In terms of recruitment, we’re going to have a generation that has developed throughout the pandemic. The degree of flexibility they are currently experiencing in terms of working hours and remote working will become the norm. In the future, it may prove more difficult for businesses that don’t offer remote working to attract the right candidates.
When it comes to recruiting and onboarding staff, communicating the culture and personality of an organisation can be more challenging in a remote environment and therefore different ways to bring the team together will need to be found. It can also be harder to foster a sense of loyalty and team spirit in staff that are working apart. Keeping remote staff loyal when there are no face to face weekly team meetings or regular socials is definitely a challenge.
Investment in IT
There will inevitably need to be a greater focus on the management of staff and investment in IT infrastructure so that staff aren’t invisible when they’re working remotely. Businesses will need to ensure they have a balance between managing staff but also maintaining trust in their employees. Having staff under constant monitoring will not create the best culture and there will always have to be a degree of trust HR will have to manage an employee’s shift in understanding that remote working is just a change in location and not necessarily a change in working hours and responsibilities.
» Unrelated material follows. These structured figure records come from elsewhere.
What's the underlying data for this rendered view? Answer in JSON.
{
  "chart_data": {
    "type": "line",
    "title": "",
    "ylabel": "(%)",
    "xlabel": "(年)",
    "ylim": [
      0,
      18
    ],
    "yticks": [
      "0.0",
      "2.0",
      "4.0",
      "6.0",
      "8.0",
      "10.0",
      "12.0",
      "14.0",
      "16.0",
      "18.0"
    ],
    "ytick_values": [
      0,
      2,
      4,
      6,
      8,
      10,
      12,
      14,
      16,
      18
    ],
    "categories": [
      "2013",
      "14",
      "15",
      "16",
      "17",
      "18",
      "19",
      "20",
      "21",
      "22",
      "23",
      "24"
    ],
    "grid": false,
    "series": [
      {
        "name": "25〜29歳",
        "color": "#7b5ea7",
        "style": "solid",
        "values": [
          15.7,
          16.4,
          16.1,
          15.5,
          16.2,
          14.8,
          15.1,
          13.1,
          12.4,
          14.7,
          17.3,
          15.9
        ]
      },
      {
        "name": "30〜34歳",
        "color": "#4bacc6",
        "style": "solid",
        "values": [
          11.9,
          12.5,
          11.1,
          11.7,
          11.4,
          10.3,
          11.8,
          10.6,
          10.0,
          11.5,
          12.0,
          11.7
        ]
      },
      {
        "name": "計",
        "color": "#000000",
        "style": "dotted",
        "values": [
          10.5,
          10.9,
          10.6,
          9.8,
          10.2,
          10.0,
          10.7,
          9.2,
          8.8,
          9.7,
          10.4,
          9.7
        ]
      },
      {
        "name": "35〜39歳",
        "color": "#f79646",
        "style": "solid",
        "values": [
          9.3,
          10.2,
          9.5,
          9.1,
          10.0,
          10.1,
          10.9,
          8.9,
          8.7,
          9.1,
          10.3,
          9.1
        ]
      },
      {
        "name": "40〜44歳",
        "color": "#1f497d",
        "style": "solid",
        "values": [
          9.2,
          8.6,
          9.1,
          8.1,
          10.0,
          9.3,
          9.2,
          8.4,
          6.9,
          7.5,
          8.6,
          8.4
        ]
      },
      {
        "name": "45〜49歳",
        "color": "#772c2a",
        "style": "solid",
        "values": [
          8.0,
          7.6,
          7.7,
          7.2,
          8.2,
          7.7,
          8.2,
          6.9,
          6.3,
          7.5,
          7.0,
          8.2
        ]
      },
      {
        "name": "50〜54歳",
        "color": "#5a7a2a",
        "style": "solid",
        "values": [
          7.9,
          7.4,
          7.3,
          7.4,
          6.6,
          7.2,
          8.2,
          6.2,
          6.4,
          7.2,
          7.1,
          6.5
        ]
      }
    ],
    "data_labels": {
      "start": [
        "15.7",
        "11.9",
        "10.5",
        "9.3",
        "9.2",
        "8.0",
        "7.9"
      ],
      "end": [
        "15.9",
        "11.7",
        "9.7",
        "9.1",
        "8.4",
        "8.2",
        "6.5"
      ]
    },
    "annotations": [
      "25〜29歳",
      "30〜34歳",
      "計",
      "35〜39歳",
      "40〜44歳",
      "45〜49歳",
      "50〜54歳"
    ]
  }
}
Long-term Impact of the Pandemic
Many employees have already suffered mental health issues as a result of the pandemic and this is likely to increase as some employees deal with feelings of isolation when working from home. On the other hand, some employees might feel that working from home results in less pressure and stress. While some relish a daily commute as it allows them time to prepare for the day ahead and time to distance it before arriving home, others loathe the drudgery of it. People respond to situations very differently, so HR will need to be on hand to offer support and guidance.
Handling grievances has already begun to change as a result of the pandemic; having a casual word with someone in the office and nipping things in the bud will become more difficult. More formal phone calls and video meetings will need to be arranged instead. Email exchanges can often be misread but on the flipside, personality clashes are less likely to occur over video and email.
The pandemic has presented the worst-case scenario and HR has stepped up to deal with it. Should another challenge occur in the future, it will be more prepared and better place to deal with such unique circumstances.